Admitindo que é uma decisão difícil, ele não descartou a possibilidade de aterramento: “Se não tivermos dinheiro para abastecer os veículos, alguns terão que parar. Estamos falando de veículos pesados de combate a incêndios e ambulâncias. Como vamos decidir parar um veículo de emergência? Mas se não houver combustível, não há alternativa”, alertou.
Como exemplo, citou o caso do corpo de bombeiros Cruz Lusa em Faro, que consome em média 1.000 litros de combustível por semana, “representando um aumento mensal de cerca de dois mil euros”, com um impacto anual de €24.000.
O funcionário também criticou o apoio do governo, que fornece 360 euros por veículo pesado e €120 por veículo leve, chamando-o de “manifestamente insuficiente”.

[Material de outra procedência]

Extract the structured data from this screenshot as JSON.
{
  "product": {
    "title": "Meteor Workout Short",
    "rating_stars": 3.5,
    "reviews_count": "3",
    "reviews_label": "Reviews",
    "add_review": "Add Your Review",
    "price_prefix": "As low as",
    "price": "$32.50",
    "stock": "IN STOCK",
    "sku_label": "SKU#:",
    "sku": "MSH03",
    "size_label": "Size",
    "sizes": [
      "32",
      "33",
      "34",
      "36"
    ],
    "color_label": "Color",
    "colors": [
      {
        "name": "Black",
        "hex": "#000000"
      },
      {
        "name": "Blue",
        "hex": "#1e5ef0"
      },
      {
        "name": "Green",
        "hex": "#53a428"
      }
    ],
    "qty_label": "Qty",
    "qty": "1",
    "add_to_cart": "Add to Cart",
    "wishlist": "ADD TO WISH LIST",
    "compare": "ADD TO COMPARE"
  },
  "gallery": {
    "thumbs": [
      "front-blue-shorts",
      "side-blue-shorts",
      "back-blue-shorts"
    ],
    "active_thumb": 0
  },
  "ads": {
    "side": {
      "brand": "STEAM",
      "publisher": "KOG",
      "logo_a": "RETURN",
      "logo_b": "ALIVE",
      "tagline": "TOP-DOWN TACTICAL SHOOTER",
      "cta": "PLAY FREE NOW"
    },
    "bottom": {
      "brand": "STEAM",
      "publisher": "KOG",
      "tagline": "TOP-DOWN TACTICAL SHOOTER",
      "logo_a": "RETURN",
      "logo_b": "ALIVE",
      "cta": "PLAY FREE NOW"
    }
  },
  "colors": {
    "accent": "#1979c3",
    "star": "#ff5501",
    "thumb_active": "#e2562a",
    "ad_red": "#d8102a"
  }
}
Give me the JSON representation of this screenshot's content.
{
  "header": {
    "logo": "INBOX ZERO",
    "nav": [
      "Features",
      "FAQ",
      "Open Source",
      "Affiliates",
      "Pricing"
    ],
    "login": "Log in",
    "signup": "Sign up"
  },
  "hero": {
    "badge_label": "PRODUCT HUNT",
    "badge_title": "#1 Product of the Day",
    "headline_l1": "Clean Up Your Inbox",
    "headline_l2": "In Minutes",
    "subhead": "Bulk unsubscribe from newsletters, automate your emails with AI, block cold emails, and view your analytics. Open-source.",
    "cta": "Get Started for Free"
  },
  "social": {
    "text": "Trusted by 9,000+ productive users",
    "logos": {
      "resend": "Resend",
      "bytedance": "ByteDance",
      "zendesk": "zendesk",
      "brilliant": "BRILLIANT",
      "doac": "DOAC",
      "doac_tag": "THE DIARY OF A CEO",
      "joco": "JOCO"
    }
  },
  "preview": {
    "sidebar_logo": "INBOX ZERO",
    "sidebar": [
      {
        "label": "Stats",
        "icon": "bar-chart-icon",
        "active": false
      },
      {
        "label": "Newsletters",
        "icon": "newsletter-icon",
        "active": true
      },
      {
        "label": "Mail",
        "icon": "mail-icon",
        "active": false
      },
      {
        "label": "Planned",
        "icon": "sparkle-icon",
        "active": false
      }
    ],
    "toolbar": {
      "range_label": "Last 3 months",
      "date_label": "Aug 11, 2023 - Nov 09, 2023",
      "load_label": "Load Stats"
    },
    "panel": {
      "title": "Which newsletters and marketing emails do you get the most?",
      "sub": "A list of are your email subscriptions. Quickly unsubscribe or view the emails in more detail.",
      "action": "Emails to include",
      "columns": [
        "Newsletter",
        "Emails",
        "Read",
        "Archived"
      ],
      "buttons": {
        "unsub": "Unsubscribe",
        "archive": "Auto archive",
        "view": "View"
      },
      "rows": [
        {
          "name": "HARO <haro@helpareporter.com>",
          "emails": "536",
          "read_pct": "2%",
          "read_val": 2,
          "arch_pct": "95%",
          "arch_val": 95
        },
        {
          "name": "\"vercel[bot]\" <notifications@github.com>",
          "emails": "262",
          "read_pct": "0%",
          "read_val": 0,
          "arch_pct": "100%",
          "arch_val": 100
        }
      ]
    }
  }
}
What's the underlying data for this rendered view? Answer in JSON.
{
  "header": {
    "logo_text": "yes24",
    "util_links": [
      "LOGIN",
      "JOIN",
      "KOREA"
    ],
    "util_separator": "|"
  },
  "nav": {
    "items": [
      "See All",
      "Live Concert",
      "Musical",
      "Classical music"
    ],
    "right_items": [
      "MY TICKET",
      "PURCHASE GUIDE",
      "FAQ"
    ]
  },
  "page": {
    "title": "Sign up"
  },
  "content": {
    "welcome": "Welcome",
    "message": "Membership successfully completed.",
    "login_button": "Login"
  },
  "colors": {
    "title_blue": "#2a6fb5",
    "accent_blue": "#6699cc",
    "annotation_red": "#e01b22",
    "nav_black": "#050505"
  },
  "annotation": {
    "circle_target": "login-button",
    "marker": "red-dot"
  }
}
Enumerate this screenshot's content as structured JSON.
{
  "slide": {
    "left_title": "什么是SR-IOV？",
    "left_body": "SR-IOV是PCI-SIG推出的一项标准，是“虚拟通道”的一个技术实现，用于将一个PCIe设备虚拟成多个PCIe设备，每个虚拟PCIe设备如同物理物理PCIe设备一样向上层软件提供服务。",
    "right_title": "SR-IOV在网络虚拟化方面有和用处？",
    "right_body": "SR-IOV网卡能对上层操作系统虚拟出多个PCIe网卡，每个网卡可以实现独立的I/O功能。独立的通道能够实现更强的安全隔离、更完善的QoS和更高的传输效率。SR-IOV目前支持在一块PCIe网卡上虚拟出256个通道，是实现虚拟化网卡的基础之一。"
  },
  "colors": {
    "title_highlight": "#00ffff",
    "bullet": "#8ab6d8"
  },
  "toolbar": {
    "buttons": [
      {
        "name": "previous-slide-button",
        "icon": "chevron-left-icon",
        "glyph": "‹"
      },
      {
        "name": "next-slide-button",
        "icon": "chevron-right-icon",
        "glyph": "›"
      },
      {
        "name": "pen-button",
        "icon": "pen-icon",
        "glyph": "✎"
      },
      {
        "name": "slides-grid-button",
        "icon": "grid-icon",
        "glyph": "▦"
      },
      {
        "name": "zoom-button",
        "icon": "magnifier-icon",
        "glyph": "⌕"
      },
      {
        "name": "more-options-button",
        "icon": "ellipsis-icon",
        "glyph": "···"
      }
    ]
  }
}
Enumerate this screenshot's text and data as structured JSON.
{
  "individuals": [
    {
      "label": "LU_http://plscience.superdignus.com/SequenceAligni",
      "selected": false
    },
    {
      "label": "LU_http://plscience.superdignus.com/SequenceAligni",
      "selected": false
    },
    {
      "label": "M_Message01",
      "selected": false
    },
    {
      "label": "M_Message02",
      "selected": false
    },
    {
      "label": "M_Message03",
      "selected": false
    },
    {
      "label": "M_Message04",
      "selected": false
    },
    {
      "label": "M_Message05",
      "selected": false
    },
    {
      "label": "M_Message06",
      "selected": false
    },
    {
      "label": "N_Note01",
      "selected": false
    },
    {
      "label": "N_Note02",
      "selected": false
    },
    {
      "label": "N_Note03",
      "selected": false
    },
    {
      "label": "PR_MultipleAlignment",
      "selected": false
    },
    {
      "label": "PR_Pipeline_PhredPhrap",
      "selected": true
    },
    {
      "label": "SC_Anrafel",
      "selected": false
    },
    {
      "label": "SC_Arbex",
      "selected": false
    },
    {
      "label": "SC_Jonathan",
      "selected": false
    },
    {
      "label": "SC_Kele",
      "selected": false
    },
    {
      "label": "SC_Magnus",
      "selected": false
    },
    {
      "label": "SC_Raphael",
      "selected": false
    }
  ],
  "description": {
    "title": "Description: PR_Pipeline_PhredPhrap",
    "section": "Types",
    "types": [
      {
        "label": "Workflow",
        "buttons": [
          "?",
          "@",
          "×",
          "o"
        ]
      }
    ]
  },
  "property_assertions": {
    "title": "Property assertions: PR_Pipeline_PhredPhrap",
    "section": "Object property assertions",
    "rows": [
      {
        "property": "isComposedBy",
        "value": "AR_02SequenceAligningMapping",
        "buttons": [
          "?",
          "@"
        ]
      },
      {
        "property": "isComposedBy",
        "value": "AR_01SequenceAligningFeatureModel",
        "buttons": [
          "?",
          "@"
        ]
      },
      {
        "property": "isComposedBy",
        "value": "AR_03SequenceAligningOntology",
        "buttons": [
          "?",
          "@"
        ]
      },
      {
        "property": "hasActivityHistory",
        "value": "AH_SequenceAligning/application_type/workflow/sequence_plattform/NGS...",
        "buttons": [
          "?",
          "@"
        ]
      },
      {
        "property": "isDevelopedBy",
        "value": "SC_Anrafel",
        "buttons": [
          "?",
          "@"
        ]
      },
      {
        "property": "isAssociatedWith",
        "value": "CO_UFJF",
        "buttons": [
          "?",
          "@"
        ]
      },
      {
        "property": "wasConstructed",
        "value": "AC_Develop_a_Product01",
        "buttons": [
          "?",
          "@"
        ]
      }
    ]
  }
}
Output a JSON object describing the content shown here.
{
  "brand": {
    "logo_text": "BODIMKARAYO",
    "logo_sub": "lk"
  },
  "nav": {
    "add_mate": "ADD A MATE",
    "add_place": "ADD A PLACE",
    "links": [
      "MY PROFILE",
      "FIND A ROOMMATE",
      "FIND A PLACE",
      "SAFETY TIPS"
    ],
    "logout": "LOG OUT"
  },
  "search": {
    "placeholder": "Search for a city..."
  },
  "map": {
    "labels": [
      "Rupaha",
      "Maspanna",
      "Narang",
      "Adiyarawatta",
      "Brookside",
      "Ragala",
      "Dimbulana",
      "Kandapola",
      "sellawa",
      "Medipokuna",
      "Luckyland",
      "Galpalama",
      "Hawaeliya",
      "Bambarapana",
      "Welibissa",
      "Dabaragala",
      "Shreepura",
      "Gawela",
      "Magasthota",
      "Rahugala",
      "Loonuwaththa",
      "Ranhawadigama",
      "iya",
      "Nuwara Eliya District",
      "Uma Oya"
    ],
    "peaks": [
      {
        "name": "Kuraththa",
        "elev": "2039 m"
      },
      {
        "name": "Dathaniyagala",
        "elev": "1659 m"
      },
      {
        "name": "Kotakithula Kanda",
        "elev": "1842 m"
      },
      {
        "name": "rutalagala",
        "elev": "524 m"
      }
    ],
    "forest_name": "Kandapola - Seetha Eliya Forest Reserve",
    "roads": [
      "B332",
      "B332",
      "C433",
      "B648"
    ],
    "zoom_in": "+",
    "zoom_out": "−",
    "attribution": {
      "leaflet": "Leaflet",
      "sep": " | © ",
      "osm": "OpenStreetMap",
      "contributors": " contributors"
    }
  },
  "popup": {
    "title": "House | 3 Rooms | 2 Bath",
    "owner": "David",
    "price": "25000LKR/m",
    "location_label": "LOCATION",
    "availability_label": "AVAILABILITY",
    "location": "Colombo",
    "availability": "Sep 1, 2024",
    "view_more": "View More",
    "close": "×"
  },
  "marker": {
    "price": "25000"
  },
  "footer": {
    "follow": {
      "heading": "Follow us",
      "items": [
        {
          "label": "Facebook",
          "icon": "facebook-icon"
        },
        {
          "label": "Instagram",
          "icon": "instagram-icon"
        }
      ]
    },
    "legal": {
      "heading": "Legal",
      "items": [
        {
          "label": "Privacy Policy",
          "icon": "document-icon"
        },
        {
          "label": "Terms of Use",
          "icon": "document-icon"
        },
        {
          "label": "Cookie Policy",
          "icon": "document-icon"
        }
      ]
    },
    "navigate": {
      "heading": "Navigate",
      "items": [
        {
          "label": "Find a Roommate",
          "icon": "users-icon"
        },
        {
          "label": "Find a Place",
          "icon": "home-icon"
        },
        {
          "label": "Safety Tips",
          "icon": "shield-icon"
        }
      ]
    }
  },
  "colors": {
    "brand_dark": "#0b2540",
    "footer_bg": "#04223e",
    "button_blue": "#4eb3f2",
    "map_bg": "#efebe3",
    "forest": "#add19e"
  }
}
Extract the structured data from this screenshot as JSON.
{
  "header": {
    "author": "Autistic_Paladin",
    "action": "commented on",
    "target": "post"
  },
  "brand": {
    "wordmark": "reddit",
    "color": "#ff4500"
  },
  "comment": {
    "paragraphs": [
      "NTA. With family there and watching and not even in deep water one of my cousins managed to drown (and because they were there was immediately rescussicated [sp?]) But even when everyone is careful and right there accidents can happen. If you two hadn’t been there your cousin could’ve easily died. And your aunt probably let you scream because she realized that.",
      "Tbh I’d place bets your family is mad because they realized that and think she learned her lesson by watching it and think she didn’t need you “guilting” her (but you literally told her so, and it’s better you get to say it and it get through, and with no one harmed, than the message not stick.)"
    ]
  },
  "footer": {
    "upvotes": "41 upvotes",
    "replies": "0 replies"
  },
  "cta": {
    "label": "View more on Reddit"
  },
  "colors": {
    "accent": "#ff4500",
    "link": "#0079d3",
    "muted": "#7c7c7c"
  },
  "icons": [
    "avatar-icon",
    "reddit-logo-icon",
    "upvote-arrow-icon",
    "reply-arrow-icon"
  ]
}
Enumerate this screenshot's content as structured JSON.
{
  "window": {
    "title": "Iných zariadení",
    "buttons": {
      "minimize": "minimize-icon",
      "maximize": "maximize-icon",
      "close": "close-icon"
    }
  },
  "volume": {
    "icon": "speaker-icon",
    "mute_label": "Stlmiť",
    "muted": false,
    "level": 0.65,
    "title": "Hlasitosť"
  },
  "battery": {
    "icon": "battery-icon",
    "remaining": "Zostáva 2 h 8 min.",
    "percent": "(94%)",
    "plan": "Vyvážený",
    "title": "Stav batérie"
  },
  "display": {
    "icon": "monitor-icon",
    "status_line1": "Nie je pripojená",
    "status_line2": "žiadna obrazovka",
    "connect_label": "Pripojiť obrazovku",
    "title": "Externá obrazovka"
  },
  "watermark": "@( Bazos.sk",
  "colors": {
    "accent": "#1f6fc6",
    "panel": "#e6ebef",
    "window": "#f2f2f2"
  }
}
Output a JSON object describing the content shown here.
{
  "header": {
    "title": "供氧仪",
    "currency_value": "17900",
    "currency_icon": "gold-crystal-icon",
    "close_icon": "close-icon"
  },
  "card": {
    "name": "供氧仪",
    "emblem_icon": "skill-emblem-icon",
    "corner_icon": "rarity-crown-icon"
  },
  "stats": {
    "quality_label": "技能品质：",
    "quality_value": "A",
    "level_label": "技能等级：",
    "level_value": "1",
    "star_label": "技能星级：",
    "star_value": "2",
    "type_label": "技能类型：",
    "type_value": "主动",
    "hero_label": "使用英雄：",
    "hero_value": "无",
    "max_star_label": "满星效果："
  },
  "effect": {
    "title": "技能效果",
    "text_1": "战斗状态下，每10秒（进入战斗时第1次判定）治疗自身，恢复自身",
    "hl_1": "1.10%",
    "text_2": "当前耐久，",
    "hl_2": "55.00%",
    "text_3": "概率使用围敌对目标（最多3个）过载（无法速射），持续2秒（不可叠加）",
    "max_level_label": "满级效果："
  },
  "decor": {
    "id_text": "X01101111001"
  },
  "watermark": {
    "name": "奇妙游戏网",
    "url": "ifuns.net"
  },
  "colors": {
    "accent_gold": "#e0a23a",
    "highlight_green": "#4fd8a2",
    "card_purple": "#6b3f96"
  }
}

O Governo aprovou, em 6 de abril, a alteração temporária ao regime do Imposto sobre Produtos Petrolíferos (ISP) para estender o alívio fiscal sobre os combustíveis, cujos preços têm aumentado devido ao conflito no Oriente Médio.
“O Governo diz que os €120 correspondem a uma redução de 10 centavos por litro. Numa ambulância, esse valor se esgota em dois dias de serviço”, afirmou, apontando o exemplo de um corpo de bombeiros como o de Portimão, que realiza três a quatro transportes urgentes para Faro diariamente
.“Ficamos com 28 ou 29 dias do mês sem qualquer apoio”, argumentou.
A Federação de Bombeiros do Algarve defende, portanto, “a redução imediata do IVA e do Imposto sobre Produtos Petrolíferos (ISP)” aplicados ao combustível usado pelos bombeiros, considerando que “só desta forma será possível garantir um alívio efetivo de custos”.
“Isso, de fato, seria uma medida visível”, enfatizou.
O oficial também alertou sobre a aproximação da alta temporada, um período marcado por um aumento significativo na atividade operacional dos bombeiros, e questionou: “Como os bombeiros podem responder sem apoio reforçado?”
Segundo ele, as medidas anunciadas pelo Governo “não servem minimamente ao propósito de auxiliar a população”, seja no atendimento pré-hospitalar de emergência, no combate a incêndios ou no transporte de pacientes não urgentes.
Steven Sousa Piedade apontou para a Espanha, onde foi adotada uma redução de 60 centavos por litro no diesel, contrastando com a redução de 10 centavos aplicada em Portugal.
“Assim, não podemos continuar cumprindo nossa missão. Se outras medidas não forem tomadas, será muito difícil manter os veículos em serviço para a população”, concluiu.